SOCI 622/A (Fall, 2023): STUDIES IN RACE & ETHNICITY

Course Description:

Since the 1950s, we are repeatedly being told by a diverse group ranging from right-wing politicians to some race theorists that racism is history, the future is raceless, we are living in a post-racial world, and we should no longer use ‘race’ (with mandatory scare quotes) in our analyses because doing so reproduces racism. The fear of the people who voice these ideas is warranted: the concept of race has a dangerous history of reiteration in social sciences, and the boundary between free speech and hate speech, between an honest question and a dog whistle can be a hair’s breadth when it comes to race. However, racism does not dissolve with silence, scare quotes or the wishful thinking of multiculturalism either. Often, they invalidate and marginalize the serious demands of abolition, reparations, and racial justice.   

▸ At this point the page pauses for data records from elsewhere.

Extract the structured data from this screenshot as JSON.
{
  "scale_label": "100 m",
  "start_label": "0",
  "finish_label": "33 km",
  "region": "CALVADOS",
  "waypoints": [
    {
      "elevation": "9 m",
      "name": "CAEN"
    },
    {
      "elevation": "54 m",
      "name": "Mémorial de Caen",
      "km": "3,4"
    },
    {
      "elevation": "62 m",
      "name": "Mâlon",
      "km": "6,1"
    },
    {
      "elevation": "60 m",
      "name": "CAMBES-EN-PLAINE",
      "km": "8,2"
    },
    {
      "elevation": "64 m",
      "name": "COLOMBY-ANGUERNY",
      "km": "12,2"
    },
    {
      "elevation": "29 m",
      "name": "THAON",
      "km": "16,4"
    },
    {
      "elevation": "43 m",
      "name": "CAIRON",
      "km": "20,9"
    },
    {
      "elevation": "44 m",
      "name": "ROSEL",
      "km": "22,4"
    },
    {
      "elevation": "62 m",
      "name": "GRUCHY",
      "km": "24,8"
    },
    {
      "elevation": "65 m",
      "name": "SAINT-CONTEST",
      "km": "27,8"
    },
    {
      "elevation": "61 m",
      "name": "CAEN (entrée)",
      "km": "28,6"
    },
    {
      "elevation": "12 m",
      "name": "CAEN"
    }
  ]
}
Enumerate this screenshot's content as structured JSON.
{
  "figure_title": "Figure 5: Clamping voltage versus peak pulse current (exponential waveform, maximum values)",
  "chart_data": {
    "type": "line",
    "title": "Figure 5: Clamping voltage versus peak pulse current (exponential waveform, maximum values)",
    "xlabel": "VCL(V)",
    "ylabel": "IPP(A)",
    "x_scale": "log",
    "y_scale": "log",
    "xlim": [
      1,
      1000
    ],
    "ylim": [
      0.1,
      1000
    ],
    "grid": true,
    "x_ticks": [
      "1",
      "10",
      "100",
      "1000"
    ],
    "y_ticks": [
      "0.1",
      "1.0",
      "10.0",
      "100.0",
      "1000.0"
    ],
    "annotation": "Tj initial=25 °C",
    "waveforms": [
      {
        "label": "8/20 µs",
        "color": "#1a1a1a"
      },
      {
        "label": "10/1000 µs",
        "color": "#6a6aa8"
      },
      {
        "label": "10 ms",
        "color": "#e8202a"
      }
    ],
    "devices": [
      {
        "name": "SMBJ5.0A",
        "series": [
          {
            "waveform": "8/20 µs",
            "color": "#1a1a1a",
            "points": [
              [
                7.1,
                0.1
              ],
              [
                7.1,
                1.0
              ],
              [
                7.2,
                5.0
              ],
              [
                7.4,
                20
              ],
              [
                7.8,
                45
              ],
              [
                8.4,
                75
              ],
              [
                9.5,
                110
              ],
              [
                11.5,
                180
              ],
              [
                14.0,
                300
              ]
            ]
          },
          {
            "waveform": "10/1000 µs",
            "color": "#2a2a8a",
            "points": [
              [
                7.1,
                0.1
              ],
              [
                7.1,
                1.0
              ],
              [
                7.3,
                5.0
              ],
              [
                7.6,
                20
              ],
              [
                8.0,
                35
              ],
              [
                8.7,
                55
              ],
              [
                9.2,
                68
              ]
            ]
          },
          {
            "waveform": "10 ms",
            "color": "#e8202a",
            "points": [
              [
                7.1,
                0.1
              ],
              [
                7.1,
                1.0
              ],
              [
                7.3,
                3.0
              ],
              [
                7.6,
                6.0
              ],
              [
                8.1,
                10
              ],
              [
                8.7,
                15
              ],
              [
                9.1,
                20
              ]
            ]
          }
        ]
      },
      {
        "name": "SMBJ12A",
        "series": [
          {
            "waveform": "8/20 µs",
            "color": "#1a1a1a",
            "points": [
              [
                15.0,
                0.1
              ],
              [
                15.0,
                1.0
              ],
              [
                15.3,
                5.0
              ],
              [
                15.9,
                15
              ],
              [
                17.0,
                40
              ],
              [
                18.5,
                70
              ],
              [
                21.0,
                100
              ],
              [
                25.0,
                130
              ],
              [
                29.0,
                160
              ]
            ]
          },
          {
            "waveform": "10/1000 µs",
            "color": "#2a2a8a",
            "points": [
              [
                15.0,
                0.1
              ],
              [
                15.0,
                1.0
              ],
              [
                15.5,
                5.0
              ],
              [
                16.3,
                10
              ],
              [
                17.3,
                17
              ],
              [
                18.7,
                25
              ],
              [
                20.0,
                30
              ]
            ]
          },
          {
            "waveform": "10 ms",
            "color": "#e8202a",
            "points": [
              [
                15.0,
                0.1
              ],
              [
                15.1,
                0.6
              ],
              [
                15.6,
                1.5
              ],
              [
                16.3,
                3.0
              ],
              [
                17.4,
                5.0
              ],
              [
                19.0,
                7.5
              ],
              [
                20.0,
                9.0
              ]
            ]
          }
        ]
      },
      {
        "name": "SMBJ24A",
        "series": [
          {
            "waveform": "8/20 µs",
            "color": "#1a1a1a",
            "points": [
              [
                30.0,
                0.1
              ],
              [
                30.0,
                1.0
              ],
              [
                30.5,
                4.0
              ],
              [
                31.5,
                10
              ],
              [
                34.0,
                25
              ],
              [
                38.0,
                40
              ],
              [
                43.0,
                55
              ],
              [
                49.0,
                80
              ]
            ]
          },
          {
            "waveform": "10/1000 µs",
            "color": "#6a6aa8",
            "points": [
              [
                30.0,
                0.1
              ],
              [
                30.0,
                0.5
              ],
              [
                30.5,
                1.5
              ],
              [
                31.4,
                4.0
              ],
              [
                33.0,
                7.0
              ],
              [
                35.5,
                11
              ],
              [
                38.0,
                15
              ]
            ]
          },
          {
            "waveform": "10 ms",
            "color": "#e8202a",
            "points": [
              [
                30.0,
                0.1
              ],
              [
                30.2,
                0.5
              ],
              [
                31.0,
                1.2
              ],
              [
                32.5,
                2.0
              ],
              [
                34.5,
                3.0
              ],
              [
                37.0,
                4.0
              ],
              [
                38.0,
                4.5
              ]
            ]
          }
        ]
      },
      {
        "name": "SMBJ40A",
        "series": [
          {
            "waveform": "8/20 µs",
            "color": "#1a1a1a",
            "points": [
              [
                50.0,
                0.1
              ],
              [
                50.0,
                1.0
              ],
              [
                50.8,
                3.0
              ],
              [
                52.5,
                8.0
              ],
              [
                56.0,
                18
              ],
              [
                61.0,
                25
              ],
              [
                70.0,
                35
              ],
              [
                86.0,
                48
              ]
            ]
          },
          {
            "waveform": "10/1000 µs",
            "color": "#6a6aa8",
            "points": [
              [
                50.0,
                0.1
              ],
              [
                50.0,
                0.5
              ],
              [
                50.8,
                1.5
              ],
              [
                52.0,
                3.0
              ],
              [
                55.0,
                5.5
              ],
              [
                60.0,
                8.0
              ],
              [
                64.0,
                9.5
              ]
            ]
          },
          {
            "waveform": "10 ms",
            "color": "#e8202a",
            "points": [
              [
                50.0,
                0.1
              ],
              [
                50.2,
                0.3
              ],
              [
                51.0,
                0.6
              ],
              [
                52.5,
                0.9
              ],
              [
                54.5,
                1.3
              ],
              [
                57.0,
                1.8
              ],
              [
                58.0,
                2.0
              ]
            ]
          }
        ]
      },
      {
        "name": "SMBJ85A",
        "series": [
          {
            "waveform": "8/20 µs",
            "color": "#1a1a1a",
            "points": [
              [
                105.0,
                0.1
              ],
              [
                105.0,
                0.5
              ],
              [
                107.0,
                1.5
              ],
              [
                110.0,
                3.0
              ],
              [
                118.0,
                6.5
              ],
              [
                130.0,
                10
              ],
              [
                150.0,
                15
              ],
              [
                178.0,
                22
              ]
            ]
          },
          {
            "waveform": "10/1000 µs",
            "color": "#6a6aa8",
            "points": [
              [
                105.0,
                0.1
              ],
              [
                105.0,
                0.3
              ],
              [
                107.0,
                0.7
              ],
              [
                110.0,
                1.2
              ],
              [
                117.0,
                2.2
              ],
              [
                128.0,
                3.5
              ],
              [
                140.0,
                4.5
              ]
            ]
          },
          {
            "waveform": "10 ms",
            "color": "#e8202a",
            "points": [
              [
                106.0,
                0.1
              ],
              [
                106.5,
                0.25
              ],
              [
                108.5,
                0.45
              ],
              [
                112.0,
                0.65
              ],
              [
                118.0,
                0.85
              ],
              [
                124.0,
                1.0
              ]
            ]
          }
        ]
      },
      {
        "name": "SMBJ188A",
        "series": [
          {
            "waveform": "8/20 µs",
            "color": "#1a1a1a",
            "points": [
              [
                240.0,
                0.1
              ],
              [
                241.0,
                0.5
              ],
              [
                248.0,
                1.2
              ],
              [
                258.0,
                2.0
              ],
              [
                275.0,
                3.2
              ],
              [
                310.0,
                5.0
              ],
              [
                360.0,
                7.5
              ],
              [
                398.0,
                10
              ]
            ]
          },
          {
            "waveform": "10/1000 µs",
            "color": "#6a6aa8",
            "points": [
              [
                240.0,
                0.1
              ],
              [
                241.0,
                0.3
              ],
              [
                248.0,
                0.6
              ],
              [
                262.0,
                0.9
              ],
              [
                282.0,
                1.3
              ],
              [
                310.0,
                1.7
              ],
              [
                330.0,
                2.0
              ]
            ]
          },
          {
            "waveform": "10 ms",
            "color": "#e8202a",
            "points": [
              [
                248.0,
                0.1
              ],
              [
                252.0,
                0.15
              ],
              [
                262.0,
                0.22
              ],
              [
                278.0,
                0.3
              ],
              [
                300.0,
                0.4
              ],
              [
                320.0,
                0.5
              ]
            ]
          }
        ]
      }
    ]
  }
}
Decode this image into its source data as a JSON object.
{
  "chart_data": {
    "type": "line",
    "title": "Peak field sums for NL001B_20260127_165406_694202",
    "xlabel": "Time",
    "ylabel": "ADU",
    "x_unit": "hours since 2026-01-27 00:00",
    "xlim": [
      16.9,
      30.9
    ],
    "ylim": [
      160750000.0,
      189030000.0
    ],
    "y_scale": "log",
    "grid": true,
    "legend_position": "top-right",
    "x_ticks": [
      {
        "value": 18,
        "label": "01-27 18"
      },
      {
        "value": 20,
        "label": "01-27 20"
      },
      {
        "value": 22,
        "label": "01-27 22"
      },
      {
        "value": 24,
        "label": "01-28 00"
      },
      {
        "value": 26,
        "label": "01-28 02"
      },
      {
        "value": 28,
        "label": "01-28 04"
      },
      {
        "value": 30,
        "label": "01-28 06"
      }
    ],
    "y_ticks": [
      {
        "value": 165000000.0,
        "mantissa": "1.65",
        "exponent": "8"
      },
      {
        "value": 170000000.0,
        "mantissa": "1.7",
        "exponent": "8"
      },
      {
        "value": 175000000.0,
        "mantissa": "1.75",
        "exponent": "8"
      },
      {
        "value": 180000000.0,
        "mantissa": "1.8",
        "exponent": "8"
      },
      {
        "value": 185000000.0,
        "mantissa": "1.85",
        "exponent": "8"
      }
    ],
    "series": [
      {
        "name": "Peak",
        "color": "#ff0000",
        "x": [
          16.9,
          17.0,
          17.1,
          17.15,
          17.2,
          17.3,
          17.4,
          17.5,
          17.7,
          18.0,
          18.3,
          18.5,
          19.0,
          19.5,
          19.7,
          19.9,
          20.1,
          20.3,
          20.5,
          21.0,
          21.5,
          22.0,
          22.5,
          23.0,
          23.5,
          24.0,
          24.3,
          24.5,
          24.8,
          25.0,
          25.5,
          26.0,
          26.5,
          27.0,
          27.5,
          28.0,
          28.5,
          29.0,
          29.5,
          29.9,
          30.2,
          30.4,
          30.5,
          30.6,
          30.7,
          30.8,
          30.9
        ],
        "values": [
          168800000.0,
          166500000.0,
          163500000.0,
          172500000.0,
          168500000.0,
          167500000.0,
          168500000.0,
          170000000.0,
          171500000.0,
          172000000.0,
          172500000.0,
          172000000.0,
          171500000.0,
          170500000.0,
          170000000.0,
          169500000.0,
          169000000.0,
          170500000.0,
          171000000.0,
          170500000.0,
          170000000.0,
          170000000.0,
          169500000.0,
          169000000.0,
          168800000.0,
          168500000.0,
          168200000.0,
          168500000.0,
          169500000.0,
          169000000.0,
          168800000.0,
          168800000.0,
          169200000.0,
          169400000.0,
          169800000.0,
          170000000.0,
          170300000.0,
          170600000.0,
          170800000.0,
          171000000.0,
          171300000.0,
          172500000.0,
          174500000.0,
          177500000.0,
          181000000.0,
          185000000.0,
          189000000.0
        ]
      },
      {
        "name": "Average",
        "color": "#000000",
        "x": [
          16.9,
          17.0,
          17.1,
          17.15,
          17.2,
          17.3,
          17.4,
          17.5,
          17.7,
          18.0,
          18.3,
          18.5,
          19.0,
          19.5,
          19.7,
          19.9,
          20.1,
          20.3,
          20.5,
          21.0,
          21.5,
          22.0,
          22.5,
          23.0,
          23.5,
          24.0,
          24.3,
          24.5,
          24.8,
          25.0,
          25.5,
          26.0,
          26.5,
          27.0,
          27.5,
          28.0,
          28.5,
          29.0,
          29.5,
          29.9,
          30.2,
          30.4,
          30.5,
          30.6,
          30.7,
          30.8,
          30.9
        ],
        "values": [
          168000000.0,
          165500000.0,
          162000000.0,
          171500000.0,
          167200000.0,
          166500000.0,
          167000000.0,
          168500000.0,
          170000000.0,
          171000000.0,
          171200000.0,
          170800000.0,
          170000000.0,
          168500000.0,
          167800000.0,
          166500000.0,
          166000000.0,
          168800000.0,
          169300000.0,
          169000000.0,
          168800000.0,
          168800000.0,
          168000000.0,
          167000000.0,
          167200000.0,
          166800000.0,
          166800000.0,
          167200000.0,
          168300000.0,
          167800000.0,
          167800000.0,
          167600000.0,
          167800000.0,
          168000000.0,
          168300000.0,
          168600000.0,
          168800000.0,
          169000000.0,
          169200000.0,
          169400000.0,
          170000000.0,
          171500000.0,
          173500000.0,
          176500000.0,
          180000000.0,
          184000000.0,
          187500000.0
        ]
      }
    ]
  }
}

In this class, we will learn about theories of race and ethnicity as well as multiple and conflicted histories of racism around the world. We will explore how ethnicity came to be accepted as a natural fact of acculturation and race became associated with the erroneous belief of biological difference. We will read on race as Blackness, race as social death, race as Islamophobia, racial triangulation that pits one racialized group against another, how race interacts with gender, class, language, and religion as systems of social difference, and mostly produces more hierarchy and domination. We will see that racial thinking and race-making operate not only through explicit classification of the superiority of one race over another but also through racial erasure, racial erosion, silences, exclusions, emotions trapped in bodies, and racialized affects. And we will explore all of this in historically and contextually specific and geographically focused ways. We will pay attention to the particular ways in which capitalist expansion proceeds by using both assimilation and differentiation, both aggressive and violent inclusion and segregation and exclusion, and we will analyze how this occurs through discourses, ideologies, and social processes related to race.